Quelques mots en italien à la tribune, ça ne suffit pas

Je ne suis pas Tessinoise, mais italophone. Je ne sais pas vous, mais moi je n’en peux plus d’entendre nos autorités fédérales délivrer en italien un ou deux paragraphes de leurs discours à la tribune. C’est un rituel helvétique : on commence en allemand ou en français, et puis hop, quelques phrases en italien et deux ou trois mots en romanche. C’est ainsi dans notre pays que l’on est « confédéralement correct ».

Je trouve que c’est un peu court. Je trouve que en matière de défense des minorités il y a beaucoup mieux à faire que ces figures de style. On devrait généraliser les échanges linguistiques à tous les étages de la formation, obligatoire, post-obligatoires, professionnelle. Rien de tel que l’immersion dans le monde « des autres » pour les comprendre, mais aussi éprouver plus de respect pour leurs positions de minoritaires. Donnons nous les moyens d’être une nation de plurilingues, comme le sont la plupart des Tessinois, et n’abdiquons pas cette ambition sous prétexte que les compétences n’ont pas été acquises à l’école. On a toute la vie pour apprendre.
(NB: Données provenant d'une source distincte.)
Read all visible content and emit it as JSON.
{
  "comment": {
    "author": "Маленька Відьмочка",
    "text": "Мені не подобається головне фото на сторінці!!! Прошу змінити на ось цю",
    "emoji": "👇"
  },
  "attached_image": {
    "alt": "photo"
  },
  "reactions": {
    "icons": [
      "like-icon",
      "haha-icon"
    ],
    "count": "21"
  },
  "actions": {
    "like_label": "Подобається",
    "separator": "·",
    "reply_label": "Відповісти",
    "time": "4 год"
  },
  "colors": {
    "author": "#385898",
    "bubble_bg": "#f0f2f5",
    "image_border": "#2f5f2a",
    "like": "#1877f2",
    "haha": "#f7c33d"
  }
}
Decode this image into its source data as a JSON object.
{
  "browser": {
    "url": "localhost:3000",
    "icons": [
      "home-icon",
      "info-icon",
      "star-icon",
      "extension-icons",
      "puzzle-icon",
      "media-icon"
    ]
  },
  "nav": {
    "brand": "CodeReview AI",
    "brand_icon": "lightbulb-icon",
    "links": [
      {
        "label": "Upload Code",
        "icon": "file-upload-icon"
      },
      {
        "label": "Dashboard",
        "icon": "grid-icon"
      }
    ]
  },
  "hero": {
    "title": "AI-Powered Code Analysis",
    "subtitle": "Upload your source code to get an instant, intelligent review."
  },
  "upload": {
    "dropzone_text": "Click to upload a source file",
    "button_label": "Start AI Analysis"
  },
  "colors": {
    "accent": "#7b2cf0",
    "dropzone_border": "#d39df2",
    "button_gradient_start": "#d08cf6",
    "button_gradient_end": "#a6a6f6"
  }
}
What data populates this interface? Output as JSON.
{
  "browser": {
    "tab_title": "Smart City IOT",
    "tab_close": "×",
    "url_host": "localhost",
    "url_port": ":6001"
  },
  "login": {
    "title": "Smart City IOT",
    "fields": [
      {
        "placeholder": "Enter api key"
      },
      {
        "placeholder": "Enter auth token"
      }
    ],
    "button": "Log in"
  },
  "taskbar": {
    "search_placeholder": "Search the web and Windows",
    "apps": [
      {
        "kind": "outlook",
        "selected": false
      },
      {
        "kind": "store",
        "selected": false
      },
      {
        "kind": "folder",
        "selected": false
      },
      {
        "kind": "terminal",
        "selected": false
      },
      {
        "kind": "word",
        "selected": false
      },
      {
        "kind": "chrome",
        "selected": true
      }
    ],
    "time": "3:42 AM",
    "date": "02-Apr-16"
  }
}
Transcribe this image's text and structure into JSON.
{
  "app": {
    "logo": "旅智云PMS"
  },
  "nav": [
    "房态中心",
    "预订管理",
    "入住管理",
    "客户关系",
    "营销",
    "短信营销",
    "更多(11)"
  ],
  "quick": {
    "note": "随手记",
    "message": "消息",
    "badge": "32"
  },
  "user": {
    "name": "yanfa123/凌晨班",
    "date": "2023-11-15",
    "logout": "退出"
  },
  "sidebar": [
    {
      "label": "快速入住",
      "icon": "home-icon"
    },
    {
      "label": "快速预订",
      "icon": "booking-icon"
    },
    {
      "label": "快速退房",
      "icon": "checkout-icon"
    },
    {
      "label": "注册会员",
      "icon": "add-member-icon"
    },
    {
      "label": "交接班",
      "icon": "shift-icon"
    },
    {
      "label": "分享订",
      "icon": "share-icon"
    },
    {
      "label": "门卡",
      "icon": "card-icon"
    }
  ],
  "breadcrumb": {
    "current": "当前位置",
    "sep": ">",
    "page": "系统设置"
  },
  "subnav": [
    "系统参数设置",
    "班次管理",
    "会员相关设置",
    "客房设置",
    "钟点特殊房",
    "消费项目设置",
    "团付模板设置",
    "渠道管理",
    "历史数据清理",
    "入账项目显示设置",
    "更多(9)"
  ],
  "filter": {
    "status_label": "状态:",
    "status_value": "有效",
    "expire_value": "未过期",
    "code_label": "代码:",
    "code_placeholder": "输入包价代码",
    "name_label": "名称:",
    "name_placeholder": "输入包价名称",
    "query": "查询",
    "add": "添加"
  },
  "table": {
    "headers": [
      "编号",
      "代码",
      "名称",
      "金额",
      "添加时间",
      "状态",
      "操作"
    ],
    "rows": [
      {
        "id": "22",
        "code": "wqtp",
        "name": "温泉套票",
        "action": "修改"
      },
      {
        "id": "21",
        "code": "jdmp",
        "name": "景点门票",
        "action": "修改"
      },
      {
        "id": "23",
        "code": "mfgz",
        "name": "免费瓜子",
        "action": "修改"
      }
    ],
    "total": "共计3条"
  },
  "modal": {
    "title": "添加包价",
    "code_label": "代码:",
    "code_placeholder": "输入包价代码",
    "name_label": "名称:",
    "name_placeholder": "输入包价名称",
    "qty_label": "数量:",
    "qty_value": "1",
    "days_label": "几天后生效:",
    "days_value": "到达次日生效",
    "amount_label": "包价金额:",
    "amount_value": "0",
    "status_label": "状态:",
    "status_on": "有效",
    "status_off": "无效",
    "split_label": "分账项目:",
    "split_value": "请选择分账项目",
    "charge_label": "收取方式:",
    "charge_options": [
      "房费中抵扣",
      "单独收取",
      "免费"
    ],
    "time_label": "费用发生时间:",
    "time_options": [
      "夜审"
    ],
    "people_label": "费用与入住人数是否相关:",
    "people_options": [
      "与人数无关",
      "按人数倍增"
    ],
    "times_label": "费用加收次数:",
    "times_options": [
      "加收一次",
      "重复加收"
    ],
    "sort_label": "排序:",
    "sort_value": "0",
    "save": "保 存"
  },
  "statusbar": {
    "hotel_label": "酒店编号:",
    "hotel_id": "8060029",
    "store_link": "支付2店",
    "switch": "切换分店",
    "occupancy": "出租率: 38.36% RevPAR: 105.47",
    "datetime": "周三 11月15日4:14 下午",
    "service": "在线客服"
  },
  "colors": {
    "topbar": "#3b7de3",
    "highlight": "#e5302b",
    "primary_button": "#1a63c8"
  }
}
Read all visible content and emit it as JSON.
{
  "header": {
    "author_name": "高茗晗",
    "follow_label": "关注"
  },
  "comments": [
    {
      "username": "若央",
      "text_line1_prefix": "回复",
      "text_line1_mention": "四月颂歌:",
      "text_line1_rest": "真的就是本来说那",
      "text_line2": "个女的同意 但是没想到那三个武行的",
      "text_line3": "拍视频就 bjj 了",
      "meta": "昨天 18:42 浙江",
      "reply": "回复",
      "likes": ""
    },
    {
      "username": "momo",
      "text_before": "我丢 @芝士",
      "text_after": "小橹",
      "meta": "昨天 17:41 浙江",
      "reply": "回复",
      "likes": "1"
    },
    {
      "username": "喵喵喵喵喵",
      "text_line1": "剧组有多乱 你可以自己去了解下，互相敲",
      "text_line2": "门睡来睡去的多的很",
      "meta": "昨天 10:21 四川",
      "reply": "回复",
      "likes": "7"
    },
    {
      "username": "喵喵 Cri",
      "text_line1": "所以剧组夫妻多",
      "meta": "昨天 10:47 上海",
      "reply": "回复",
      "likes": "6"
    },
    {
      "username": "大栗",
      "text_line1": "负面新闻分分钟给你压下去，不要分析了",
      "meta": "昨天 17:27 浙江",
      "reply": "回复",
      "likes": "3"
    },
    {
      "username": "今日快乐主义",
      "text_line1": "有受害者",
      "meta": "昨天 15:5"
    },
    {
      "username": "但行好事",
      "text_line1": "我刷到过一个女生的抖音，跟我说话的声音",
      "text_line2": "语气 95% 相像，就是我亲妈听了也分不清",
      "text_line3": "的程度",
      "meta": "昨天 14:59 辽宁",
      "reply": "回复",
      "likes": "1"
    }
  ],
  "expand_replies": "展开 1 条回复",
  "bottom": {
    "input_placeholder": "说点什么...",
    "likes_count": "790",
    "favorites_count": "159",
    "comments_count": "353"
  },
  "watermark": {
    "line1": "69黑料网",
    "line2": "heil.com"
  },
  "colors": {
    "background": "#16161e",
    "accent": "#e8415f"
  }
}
Je trouve qu’il faut aussi cesser d’écorcher la langue des autres, donc flanquer les moins doués de nos politiciens de traducteurs attitrés. Est-ce respecter une minorité que de massacrer sa langue ? On peut en douter. La SSR devrait plus systématiquement traduire les émissions politiques en direct – comme le Conseil national parvient à le faire – afin que la subtilité des réflexions des uns et des autres puisse être captée. Et puis, cette traduction simultanée serait un exercice national au moins hebdomadaire de plongée dans les idiomes des autres – un grand laboratoire de langue géant. J’écoute, je réécoute, je checke que j’ai bien compris en prenant la traduction.

Troisième mesure urgente, se donner les moyens d’avoir un conseiller fédéral tessinois avant 2050. Avec le système électoral actuel, il y aura toujours des raisons partisanes ou d’équilibre hommes-femmes pour barrer la route à un candidat tessinois. Il faut donc décupler les chances en faisant passer le nombre de conseillers fédéraux à 9. Je suis sûre qu’il se trouvera 100 000 Tessinois pour signer une telle initiative populaire et même quelques autres Confédérés qui se demandent pourquoi on reste accrochés à un système conçu au milieu du XIXème siècle !

Avec 9 élus, le gouvernement serait plus représentatif, plus efficace, plus musclé pour affronter les défis. Le fétichisme autour de 7 conseillers fédéraux n’a plus lieu d’être, surtout quand il désespère une région entière du pays et lui fait sentir, qu’au fond, la prise en compte de ses intérêts n’est jamais une priorité. La Suisse est trop petite pour tolérer la marginalisation d’une communauté qui fonde, à l’égale des deux autres, et indépendamment de leur taille respective, son identité singulière.